Nancy Greene Provincial Park - Rossland, BC
Posted by: Groundspeak Premium Member BK-Hunters
N 49° 15.623 W 117° 56.493
11U E 431492 N 5456828
Quick Description: Nancy Greene Provincial Park, on Nancy Greene Lake, about 27 km. northwest on Highway 3B from the city of Rossland, BC, was named in honour of Olympic gold medalist Nancy Greene, who grew up in the city.
Location: British Columbia, Canada
Date Posted: 9/5/2014 7:08:26 PM
Waymark Code: WMMDND
Published By: Groundspeak Premium Member Outspoken1
Views: 1

Long Description:
Nancy Greene, born in Ottawa, Ontario on May 11, 1943, grew up in Rossland and considers it her home. She learned to ski on Rossland's Red Mountain, a world class ski hill and resort.

Rising to stardom in the 1960s, she became the best known Canadian skier, male or female, of her time, winning 17 Canadian Ski Championships, 3 U.S. Ski Championships, 13 World Cup victories in 1967 & 1968, the most ever by a Canadian, the 1967 & 1968 World Cup Championships, Olympic Gold in the Giant Slalom and Olympic Silver in the Slalom, both in 1968. She has since been awarded over a dozen other honours and awards.

Nancy Greene Provincial Park is a 203 hectare park on Nancy Greene Lake, a subalpine lake in a natural setting. The park is at the junction of Highways 3 & 3B. It has 10 vehicle accessible campsites, picnic areas with tables, washrooms, a picnic pavilion, day use areas, a beach and a smaller off leash dog beach. The gate is open from June 1 to September 13, but the park may be used as a day use park during the rest of the year, weather permitting. Camping fees in 2014 were $11 per party per night.


Nancy Greene, alpine skier (b at Ottawa 11 May 1943). Raised in Rossland, BC, Greene only began serious racing at age 14. Outstanding ability led to her selection to the 1960 Olympic team after only 2 years of racing. After finishing 22nd in the Olympic giant slalom, she became determined to match her roommate Anne HEGGTVEIT's victory. During the early 1960s she had several major US and European victories, but was inconsistent. Her aggressive style caused several injuries, including torn ligaments in the 1966 world championships.

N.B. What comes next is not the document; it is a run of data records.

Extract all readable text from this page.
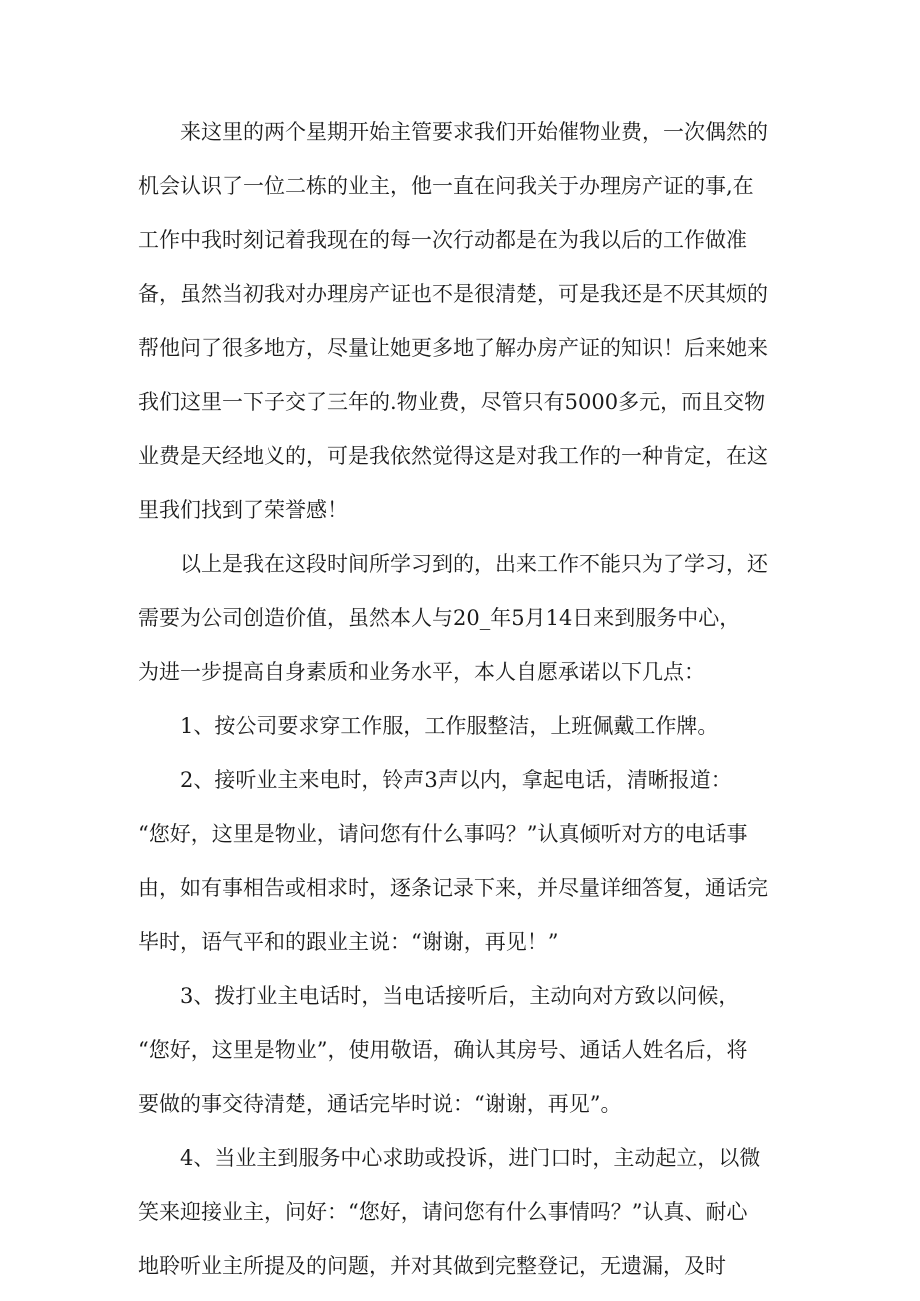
来这里的两个星期开始主管要求我们开始催物业费，一次偶然的
机会认识了一位二栋的业主，他一直在问我关于办理房产证的事,在
工作中我时刻记着我现在的每一次行动都是在为我以后的工作做准
备，虽然当初我对办理房产证也不是很清楚，可是我还是不厌其烦的
帮他问了很多地方，尽量让她更多地了解办房产证的知识！后来她来
我们这里一下子交了三年的.物业费，尽管只有5000多元，而且交物
业费是天经地义的，可是我依然觉得这是对我工作的一种肯定，在这
里我们找到了荣誉感！
以上是我在这段时间所学习到的，出来工作不能只为了学习，还
需要为公司创造价值，虽然本人与20_年5月14日来到服务中心，
为进一步提高自身素质和业务水平，本人自愿承诺以下几点：
1、按公司要求穿工作服，工作服整洁，上班佩戴工作牌。
2、接听业主来电时，铃声3声以内，拿起电话，清晰报道：
“您好，这里是物业，请问您有什么事吗？”认真倾听对方的电话事
由，如有事相告或相求时，逐条记录下来，并尽量详细答复，通话完
毕时，语气平和的跟业主说：“谢谢，再见！”
3、拨打业主电话时，当电话接听后，主动向对方致以问候，
“您好，这里是物业”，使用敬语，确认其房号、通话人姓名后，将
要做的事交待清楚，通话完毕时说：“谢谢，再见”。
4、当业主到服务中心求助或投诉，进门口时，主动起立，以微
笑来迎接业主，问好：“您好，请问您有什么事情吗？”认真、耐心
地聆听业主所提及的问题，并对其做到完整登记，无遗漏，及时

Resolving to try for more control she achieved remarkable results, concluding the 1967 season with 3 straight victories to win the World Cup. In 1968 she continued her domination of the sport, winning an OLYMPIC gold medal in the giant slalom on 15 February with a wide margin of 2.68 seconds. Later in the Games she won a silver in the slalom. She also accumulated an additional 9 straight victories and her second World Cup that year. In all, when Greene retired at the top of her game at age 24, she had amassed 17 Canadian Championship titles and had garnered 13 World Cup titles (a record that still holds).

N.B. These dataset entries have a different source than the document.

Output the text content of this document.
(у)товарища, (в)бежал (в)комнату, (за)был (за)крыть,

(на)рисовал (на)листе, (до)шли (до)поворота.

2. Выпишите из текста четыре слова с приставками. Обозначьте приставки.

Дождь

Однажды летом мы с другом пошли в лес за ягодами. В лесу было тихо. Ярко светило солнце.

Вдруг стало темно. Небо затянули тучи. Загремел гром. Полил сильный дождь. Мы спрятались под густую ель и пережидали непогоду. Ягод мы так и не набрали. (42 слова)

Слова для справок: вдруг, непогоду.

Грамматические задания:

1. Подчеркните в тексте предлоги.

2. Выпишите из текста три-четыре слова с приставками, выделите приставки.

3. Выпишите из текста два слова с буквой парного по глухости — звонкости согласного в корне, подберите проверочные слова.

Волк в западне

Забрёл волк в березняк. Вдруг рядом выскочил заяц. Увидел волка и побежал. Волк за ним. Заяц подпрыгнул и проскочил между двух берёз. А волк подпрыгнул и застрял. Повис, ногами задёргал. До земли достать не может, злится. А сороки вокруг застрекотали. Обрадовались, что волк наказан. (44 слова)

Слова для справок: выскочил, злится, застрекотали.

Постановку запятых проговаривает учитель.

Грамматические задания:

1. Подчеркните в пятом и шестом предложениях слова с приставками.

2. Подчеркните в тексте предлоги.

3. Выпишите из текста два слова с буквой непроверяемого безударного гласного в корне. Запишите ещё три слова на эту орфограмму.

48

In 1967 she was made a member of the ORDER OF CANADA, was named Canada's Athlete of the Year (and again in 1968), and was inducted into CANADA'S SPORTS HALL OF FAME. In 1999 Greene was named the Canadian female athlete of the century by the Canadian Press and was awarded an honorary Doctor of Laws from the University College of the Cariboo. In 2002 she was awarded an additional honorary doctorate from Royal Roads University.

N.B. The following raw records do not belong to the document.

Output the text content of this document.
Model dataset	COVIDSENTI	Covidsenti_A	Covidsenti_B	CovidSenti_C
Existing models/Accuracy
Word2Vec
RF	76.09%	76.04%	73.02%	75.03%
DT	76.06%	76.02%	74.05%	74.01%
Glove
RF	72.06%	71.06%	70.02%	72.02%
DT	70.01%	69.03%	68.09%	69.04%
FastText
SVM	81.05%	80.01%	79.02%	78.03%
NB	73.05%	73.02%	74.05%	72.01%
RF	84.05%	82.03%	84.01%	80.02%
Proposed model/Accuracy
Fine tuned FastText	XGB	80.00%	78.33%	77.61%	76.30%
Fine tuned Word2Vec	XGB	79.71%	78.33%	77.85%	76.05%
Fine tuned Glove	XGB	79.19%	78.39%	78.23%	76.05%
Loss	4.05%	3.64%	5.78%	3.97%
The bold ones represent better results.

Well into retirement, Greene continues to both inspire the next generation of athletes and to contribute to the sport and the surrounding community. She is an ardent promoter of ski tourism in BC, and has assumed administrative positions at several alpine resorts in the province, including Sun Peaks, of which she is now director. In addition, the Nancy Greene Ski League, of which Greene continues to serve as honorary chairman, was formed in 1968 in affiliation with the Canadian Ski Association (now Alpine Canada), its goal to introduce young athletes to ski racing. Greene has also served as chancellor of Thompson Rivers University, and in 2009 she became a senator in the BC government.